Complete the following treatment circuit 2-5 times per week.
Sports Hernia Treatment: Stretching
The first step in the treatment plan is one you could probably guess: stretching.
They will provide initial pain relief and prepare you for the mobility section in part two.
When you are completing the stretches, make sure to do each one three times. Additionally, make sure you hold each stretch for 30-60 seconds before releasing tension.
It is recommended that you complete them in a circuit (view the sports hernia stretches guide for pictures and video examples):
- Seated Hip Internal Rotator Stretch
- Hip Flexor and Psoas Bench Stretch
- Standing Calf Stretch
- Table Hip Flexor and Psoas Stretch
- Seated Groin Stretch
- Frog Stretch
- Lying Quad Stretch
- Standing Hamstring Reach
Sports Hernia Treatment: Mobility
Along with stretching, mobility helps to re-engage your tight and inhibited muscles. The sedentary perils of modern day-to-day life can literally “turn off” your muscles if you fail to take corrective measures.
Whenever we sit for extended periods of time, drive a vehicle, carry a backpack, or perform any other number of activities in our daily life, we gradually build up tension. This tension can become large enough to eventually cause us to develop weird movement patterns and uneven muscles.
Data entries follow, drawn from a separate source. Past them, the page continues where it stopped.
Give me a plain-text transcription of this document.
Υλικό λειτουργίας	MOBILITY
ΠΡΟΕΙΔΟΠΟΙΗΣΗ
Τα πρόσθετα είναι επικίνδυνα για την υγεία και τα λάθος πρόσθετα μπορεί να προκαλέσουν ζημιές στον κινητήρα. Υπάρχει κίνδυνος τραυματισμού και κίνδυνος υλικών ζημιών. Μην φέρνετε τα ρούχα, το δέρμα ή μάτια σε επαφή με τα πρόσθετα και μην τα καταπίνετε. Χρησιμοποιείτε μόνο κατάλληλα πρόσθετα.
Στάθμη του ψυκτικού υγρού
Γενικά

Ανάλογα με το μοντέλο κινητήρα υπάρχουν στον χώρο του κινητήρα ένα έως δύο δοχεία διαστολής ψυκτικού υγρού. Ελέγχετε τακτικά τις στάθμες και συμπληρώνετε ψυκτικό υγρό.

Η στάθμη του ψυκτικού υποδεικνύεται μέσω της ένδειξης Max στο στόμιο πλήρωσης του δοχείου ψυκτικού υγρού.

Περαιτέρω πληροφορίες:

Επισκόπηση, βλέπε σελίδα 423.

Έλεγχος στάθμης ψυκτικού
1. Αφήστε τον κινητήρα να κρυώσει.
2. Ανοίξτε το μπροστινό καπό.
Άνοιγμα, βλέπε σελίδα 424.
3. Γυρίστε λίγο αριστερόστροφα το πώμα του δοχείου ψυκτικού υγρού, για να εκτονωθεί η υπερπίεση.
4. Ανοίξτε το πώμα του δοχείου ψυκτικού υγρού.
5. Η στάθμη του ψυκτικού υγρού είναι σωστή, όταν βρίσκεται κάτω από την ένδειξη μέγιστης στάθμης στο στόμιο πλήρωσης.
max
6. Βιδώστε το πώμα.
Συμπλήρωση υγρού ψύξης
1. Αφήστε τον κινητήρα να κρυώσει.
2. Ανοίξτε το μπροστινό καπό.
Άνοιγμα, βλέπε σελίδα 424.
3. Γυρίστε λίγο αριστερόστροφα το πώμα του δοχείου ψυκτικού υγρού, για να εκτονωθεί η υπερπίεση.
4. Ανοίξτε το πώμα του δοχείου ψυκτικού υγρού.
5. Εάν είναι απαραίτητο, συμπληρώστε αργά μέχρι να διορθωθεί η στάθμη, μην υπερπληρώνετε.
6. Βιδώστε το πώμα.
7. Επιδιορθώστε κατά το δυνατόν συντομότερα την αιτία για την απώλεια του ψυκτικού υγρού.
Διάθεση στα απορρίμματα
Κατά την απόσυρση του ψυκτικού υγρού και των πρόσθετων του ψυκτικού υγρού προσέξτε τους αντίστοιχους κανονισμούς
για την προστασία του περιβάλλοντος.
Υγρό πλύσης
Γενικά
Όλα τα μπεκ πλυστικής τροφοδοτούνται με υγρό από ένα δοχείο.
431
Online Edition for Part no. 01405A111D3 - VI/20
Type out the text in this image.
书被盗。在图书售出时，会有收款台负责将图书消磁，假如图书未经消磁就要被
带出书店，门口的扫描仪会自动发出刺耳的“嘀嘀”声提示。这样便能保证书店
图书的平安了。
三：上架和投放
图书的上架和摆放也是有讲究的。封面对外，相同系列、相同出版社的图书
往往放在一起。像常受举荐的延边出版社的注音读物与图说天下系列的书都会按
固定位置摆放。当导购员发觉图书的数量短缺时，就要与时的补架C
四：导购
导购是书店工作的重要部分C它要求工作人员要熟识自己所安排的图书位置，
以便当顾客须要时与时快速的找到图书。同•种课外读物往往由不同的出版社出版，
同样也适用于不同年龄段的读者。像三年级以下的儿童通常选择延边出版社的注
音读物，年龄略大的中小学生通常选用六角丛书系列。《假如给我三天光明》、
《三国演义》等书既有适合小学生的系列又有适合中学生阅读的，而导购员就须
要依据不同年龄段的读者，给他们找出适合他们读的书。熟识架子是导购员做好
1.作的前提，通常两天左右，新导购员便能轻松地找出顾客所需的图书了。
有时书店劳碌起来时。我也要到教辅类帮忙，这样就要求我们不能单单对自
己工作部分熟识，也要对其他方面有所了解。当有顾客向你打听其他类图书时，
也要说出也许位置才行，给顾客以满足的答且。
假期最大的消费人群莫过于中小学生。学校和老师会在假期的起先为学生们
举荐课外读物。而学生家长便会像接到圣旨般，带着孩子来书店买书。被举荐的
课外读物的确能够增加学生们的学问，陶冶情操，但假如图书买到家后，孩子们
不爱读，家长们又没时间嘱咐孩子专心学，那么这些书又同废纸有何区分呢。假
If you sit down at a computer desk for much of your work week, it’s almost a guarantee that your glutes are so inhibited you barely feel them contract. Over enough period of time, this lack of proper movement leads to pain and eventually a sports hernia given enough pressure.
There is good news, though.
Combating these issues is extremely simple with the use of a lower-body mobility routine. But as we already mentioned above—if you want real success you need to commit and make sure not to miss a planned physical therapy session.
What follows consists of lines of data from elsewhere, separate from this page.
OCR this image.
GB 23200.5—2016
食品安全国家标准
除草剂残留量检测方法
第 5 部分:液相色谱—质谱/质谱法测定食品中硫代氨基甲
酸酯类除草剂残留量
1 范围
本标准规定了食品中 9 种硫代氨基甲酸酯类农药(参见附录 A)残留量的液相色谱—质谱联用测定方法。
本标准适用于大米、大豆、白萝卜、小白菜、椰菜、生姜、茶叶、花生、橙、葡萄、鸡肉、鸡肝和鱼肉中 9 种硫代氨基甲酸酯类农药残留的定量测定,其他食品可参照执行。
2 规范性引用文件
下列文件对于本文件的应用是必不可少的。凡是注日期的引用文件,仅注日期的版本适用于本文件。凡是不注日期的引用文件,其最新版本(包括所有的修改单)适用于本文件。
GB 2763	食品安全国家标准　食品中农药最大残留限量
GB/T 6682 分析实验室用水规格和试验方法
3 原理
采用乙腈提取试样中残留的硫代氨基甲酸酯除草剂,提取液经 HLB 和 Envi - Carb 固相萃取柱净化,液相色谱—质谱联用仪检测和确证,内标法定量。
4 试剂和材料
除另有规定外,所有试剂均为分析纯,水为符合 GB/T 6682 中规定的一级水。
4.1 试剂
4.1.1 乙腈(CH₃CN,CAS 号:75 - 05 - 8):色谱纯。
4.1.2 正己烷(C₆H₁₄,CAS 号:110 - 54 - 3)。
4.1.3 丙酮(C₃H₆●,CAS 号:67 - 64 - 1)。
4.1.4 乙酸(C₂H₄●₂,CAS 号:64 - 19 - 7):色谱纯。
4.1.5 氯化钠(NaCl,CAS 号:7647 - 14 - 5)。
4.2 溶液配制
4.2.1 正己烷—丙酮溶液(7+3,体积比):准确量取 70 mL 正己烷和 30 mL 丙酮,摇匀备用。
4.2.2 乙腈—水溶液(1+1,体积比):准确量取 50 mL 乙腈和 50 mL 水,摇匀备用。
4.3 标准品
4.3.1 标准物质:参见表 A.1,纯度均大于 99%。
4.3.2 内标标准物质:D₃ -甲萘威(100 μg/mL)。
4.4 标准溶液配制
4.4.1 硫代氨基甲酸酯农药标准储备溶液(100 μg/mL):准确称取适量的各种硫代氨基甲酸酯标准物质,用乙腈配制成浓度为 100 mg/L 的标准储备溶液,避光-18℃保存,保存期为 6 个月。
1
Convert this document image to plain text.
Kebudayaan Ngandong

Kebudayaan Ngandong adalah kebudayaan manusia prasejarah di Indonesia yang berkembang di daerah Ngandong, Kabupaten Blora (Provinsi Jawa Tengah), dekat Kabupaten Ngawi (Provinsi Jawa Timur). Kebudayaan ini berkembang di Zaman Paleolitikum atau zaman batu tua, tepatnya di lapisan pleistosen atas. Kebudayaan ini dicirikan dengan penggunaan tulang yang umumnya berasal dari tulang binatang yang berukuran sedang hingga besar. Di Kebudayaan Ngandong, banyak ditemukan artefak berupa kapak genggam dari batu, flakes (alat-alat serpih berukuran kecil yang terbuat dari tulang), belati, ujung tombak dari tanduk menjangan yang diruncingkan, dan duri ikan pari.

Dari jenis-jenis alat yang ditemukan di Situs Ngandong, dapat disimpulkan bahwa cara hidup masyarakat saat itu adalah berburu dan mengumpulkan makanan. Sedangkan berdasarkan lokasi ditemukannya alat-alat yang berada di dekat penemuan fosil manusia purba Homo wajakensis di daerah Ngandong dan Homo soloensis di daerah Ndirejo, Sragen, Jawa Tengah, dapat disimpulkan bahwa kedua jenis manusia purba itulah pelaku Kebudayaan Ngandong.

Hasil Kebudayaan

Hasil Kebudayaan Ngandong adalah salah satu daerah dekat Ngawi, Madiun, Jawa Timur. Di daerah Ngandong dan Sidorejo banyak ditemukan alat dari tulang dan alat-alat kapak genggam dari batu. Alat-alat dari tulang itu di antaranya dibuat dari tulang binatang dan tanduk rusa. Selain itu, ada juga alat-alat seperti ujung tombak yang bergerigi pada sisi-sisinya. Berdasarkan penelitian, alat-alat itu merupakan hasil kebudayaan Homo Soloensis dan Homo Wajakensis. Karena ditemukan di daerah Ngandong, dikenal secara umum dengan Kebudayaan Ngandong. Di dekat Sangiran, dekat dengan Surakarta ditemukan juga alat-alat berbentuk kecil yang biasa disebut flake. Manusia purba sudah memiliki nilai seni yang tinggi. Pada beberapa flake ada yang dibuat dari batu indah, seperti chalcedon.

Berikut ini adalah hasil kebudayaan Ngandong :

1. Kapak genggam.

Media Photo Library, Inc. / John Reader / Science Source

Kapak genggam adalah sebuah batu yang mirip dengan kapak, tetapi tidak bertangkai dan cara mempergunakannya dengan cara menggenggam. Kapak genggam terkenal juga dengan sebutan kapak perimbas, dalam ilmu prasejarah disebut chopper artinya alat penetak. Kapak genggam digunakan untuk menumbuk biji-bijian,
Sports Hernia Treatment: Exercises
The final stage in the rehabilitation process includes exercises. This is the real bread and butter of what makes it successful.
The stretching and mobility steps are absolutely critical as part of the sports hernia treatment—they help prepare you for the final stage with is strengthening with exercises.
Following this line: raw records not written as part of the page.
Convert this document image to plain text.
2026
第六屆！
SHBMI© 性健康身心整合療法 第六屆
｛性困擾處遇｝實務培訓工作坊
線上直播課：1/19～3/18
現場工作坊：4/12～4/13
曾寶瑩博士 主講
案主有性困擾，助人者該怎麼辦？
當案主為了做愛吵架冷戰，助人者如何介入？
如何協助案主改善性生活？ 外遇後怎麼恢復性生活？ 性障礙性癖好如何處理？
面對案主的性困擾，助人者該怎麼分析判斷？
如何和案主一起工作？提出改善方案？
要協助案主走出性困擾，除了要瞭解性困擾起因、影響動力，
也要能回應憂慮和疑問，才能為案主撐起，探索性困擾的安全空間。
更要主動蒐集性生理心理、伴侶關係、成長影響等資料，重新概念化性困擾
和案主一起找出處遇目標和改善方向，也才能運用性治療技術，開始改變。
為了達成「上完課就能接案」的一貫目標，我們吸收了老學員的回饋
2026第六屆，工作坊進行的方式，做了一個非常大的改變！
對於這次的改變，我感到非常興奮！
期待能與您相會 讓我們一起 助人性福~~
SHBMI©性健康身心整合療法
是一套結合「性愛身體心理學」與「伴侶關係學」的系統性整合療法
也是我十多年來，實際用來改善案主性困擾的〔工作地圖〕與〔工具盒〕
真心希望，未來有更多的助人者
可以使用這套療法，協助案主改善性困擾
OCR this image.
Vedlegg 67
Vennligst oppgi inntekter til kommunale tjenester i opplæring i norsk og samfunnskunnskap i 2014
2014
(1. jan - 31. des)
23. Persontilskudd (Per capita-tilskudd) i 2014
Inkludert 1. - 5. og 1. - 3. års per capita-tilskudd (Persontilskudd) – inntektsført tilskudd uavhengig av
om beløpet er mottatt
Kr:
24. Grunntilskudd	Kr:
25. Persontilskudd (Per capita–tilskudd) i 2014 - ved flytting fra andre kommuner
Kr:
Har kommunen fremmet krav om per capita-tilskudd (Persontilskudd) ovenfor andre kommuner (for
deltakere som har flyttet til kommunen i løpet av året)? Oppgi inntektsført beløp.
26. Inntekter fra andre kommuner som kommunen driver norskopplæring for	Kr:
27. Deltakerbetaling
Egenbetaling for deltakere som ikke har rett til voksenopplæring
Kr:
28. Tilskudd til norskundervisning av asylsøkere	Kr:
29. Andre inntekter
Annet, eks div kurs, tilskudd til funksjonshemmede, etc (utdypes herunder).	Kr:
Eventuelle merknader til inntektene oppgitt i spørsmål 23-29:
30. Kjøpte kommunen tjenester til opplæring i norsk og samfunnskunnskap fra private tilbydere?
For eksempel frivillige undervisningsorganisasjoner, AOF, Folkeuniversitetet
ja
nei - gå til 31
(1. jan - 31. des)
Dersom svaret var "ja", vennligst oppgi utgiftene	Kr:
However, long-term relief from pain symptoms requires you to strengthen the weak and dis-engaged muscles that caused you to develop improper movement patterns and get injured in the first place.
There are a total of 9 exercises you should be doing (view the sports hernia treatment exercises guide for pictures and video examples):
- Hip Bridge
- Dog Legs
- Bent-Legged Side Levers
- Psoas Hold
- Adduction (against a ball)
- Ab Roll-outs
- Reaching One-Legged Deadlifts
- Abdominal Vacuums
- Bosu Ball Crunches
These movements only make up the first strengthening phase, however. Once you have completed them for a total of two weeks with zero pain, you are ready to move onto the second strengthening phase.
While getting this injury may seem like a life sentence to terrible groin pain, it’s not. By following the steps outlined above, you can relieve pain and finally rehabilitate your injury—for good.